The government is considering measures to break Chinese Petroleum Corp (中油) and Formosa Petrochemical Corp's (台塑石化) dominance of the nation's fuel market, according to an official.
The government may cut tariffs on oil products and lower required stockpiles for fuel suppliers to create incentives for companies to import fuels, Wang Yunn-ming (王運銘), deputy director-general of the Bureau of Energy, said yesterday.
These moves may lower costs and encourage international oil companies, such as Exxon Mobil Corp, to import petroleum products into Taiwan, breaking the dominance of Formosa Petrochemical and state-run Chinese Petroleum, the nation's only oil refiners.
"We hope there'll be importers to compete with the two refiners," Wang said. "We're considering whether to lower barriers for importers."
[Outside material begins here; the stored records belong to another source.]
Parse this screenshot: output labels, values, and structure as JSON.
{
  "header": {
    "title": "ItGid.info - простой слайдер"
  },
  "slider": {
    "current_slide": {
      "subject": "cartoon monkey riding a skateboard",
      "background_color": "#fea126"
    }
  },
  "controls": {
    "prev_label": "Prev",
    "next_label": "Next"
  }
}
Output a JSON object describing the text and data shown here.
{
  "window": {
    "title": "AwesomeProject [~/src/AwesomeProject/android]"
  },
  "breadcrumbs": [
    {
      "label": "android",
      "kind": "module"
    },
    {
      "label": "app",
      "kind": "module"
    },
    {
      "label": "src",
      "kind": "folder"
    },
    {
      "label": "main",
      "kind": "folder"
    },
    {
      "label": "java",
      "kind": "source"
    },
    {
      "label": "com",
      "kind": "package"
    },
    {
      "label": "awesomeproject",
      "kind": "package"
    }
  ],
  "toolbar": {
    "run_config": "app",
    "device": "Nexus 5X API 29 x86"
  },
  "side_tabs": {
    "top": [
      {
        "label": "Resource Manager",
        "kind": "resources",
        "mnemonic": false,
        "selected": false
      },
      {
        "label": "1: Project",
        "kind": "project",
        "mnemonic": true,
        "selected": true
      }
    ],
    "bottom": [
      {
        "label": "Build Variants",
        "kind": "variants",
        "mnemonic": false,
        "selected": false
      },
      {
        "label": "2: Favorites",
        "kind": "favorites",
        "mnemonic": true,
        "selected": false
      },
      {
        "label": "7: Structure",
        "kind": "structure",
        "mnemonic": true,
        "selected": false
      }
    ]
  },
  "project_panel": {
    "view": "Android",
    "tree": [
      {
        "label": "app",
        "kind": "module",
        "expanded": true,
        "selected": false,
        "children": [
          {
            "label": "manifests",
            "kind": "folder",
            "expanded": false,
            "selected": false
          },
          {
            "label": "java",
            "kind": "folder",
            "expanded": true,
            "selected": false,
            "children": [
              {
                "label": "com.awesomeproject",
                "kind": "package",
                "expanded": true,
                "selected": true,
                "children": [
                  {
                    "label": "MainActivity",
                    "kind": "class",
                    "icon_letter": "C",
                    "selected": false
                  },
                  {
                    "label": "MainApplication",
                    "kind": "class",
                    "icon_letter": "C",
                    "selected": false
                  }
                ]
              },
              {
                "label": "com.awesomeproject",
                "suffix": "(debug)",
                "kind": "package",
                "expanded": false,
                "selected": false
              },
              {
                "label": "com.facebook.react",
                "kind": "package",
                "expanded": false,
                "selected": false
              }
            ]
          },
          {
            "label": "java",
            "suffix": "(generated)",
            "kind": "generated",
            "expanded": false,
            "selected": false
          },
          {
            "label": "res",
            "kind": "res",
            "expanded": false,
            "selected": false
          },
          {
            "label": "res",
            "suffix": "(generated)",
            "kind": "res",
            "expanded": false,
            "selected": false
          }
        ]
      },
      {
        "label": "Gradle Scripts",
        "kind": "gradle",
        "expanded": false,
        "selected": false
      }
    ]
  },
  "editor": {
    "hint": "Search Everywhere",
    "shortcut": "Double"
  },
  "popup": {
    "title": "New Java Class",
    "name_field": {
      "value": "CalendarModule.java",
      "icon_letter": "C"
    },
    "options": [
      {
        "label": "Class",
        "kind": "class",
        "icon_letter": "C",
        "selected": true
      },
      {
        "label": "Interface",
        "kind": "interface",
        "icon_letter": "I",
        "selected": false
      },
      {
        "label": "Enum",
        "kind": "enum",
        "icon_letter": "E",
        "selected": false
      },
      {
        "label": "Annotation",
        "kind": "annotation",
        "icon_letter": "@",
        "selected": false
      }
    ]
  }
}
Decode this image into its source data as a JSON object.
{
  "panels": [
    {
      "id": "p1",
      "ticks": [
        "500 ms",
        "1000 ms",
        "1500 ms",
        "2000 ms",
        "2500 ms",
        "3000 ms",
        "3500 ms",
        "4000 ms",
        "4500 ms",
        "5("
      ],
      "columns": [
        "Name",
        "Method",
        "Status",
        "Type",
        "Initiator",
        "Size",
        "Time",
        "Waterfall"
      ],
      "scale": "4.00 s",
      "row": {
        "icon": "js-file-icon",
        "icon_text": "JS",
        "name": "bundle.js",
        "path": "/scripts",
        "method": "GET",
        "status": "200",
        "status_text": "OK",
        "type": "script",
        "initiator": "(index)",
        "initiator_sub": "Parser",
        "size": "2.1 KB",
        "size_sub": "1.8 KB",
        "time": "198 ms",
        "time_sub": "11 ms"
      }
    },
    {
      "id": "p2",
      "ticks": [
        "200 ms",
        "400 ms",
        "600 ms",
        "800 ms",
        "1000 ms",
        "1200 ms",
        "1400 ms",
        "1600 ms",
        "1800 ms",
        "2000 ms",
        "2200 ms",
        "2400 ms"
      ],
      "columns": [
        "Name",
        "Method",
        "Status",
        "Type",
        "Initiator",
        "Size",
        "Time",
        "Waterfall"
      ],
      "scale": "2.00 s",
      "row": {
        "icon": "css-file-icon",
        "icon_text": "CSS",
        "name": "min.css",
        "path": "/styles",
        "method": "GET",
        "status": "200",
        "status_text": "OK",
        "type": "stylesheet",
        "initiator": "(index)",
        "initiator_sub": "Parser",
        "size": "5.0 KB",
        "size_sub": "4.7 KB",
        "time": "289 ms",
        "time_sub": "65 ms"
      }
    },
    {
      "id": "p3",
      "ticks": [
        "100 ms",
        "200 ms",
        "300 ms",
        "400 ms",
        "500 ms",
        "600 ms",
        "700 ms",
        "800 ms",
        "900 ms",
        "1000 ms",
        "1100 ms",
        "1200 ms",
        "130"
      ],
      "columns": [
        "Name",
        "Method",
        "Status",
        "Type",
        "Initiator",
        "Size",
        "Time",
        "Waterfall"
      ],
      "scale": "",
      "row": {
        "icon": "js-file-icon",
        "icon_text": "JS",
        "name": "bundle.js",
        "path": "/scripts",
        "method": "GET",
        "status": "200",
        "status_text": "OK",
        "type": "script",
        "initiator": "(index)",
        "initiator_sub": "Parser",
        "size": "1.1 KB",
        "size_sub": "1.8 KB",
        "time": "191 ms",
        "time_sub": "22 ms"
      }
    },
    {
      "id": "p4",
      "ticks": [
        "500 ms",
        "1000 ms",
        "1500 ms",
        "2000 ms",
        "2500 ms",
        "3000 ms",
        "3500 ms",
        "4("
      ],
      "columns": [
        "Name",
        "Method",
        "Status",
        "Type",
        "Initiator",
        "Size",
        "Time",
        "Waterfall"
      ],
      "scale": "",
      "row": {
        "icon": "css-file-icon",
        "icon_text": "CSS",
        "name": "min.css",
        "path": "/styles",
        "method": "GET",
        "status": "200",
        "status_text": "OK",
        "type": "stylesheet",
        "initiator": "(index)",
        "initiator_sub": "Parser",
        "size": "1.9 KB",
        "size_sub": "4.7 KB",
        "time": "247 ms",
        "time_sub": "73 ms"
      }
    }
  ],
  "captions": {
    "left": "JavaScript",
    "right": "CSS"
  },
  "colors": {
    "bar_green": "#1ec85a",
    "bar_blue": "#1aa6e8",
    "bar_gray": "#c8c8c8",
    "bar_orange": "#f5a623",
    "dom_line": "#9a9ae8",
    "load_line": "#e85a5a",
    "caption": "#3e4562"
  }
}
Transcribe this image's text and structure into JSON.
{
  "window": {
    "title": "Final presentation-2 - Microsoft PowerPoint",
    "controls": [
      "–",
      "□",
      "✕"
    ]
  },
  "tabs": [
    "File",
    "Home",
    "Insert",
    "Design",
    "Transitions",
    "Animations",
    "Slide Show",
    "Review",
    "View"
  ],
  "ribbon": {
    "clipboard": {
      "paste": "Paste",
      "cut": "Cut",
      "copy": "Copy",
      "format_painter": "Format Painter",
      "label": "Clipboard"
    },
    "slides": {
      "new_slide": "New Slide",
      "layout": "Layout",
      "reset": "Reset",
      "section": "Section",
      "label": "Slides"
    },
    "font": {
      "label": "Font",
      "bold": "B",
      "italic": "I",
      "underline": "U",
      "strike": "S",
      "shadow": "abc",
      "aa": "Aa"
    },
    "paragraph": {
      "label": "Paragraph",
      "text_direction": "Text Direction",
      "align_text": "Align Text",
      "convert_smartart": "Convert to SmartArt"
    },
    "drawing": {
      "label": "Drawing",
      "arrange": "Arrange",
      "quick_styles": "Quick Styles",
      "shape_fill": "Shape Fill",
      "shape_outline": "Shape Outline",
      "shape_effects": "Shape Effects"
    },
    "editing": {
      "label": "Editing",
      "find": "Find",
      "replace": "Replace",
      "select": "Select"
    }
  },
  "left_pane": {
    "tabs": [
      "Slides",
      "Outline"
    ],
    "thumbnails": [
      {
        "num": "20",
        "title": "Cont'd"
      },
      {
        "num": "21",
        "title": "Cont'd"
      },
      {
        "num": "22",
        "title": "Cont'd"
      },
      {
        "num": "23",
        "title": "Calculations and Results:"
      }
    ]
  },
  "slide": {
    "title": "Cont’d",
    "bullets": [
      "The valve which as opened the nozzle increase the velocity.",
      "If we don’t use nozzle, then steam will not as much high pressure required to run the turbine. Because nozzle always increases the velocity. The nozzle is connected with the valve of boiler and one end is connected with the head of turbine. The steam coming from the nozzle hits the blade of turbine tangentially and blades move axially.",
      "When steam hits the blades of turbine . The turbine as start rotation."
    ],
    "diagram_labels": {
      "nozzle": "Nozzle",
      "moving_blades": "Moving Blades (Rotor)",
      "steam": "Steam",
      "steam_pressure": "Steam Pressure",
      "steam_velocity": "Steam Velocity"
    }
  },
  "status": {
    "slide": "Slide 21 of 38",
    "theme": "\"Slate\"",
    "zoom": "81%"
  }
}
Taiwan currently requires fuel importers to have a minimum stockpile of 50,000 kiloliters and imposes a 10 percent import duty on gasoline, according to a report by the bureau.
Chinese Petroleum controls about 70 percent of Taiwan's gasoline and diesel market, while Formosa Petrochemical has the rest.
Esso Petroleum Taiwan Inc, a local venture of Exxon Mobil, was granted permits to import gasoline and diesel fuel to Taiwan in February 2002. It exited the market in September 2003, according to the report.